Years later, all of my Potter-crazed friends were raving about how great the most recent movie was. It was the third movie. So my husband and I rented the first two, then went to The Prisoner of Azkaban in theaters. We got invited along to each of the following movies as they came out.

Now knowing the story, I feel like reading the books might be a little after the fact. Plus, with all the hype, I feel burned out on the Potter world. Even when I do decide to finally read them, (and I probably will) I fear I won’t really get to enjoy them as literature, having already experienced Harry Potter as a piece of pop-cuture mass-hysteria.

Truth be told, I now regret not reading them earlier, before the movies each came out. Thankfully I started reading Tolkien in middle school when it was still nerdcore. Huzzah!

Reasons I’ve never read Twilight

First let me start off by saying, I’ve never been all that into vampires. There are a few vampire movies I like, but beyond that, vampire genre obsession is not something I “get.” After talking to other women my age who have read the Twilight series or even just gone to the movies, they all say the same thing: “You just have to put yourself in the mindset of a 14-year-old girl. If you can do that, it’s great.”

This is where I have a problem. I try to remember my own 14-year-old girlhood and I don’t recall having read a single piece of literature aimed at that age group. When I was 14, I was reading piles of Arthur C. Clarke and Stephen King books. I also read Tolkien and Michael Crichton. Then there was my non-fiction pleasure reading, mostly on the subjects of geology, paleontology, and art history. The summer of my 14th year, I went on a 2-week  fossil dig in Nebraska where I camped with other girl nerds and geeked out when I uncovered the leg bone of a three-toed horse. Evolution! Cool!

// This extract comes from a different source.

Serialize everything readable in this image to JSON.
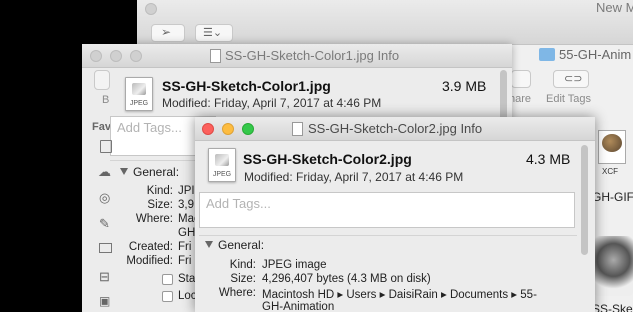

In short, I can’t get into the mindset of a 14-year-old girl because I don’t think I ever truly was one – at least not the kind that 14-year-old girl stuff is marketed toward.

So, between my lukewarm feelings for vampire fiction and my inability to channel the desires of a (more typical) middle school girl, I probably won’t ever bother with Twilight. I don’t negatively judge those who enjoy it (they probably are more normal than me), it’s just not my thing.

The Goonies factor

As a child of the 80’s, most of my friends and siblings ended up seeing The Goonies at some point and quoted it regularly. Due to various random circumstances, I never ended up seeing this movie. As I entered my 20’s, my friends (and my husband) were amazed when I didn’t know what the “truffle shuffle” was or what the “heeey you guuuuuuuuuuys!” line was from. At last, at the age of 26, my husband talked me in to watching it, insisting that “It’s such a great movie! You’re going to love it!”

When we got to the “truffle shuffle” scene, I didn’t laugh. I just sat there dumbfounded. It was a fat joke. A really stupid fat joke. After all those years of hearing about it like it was this amazing inside joke I wasn’t in on, to see the scene played out was beyond anti-climatic. In fact the whole film was… not at all what I thought it would be.

After relating this experience to one of my friends, he admitted that he still has not seen The Goonies and at this point in life enjoys it as a part of his identity. He likes being “That Guy Who’s Never Seen Goonies.”

Who knows. Perhaps one day I will proudly embrace my identity as “That Woman Who’s Never Read Twilight.” Or “She Who Has Not Read Harry Potter.” But for the time being, they wait at the very end of a very long list of “must read” books. Call them my “might read” books.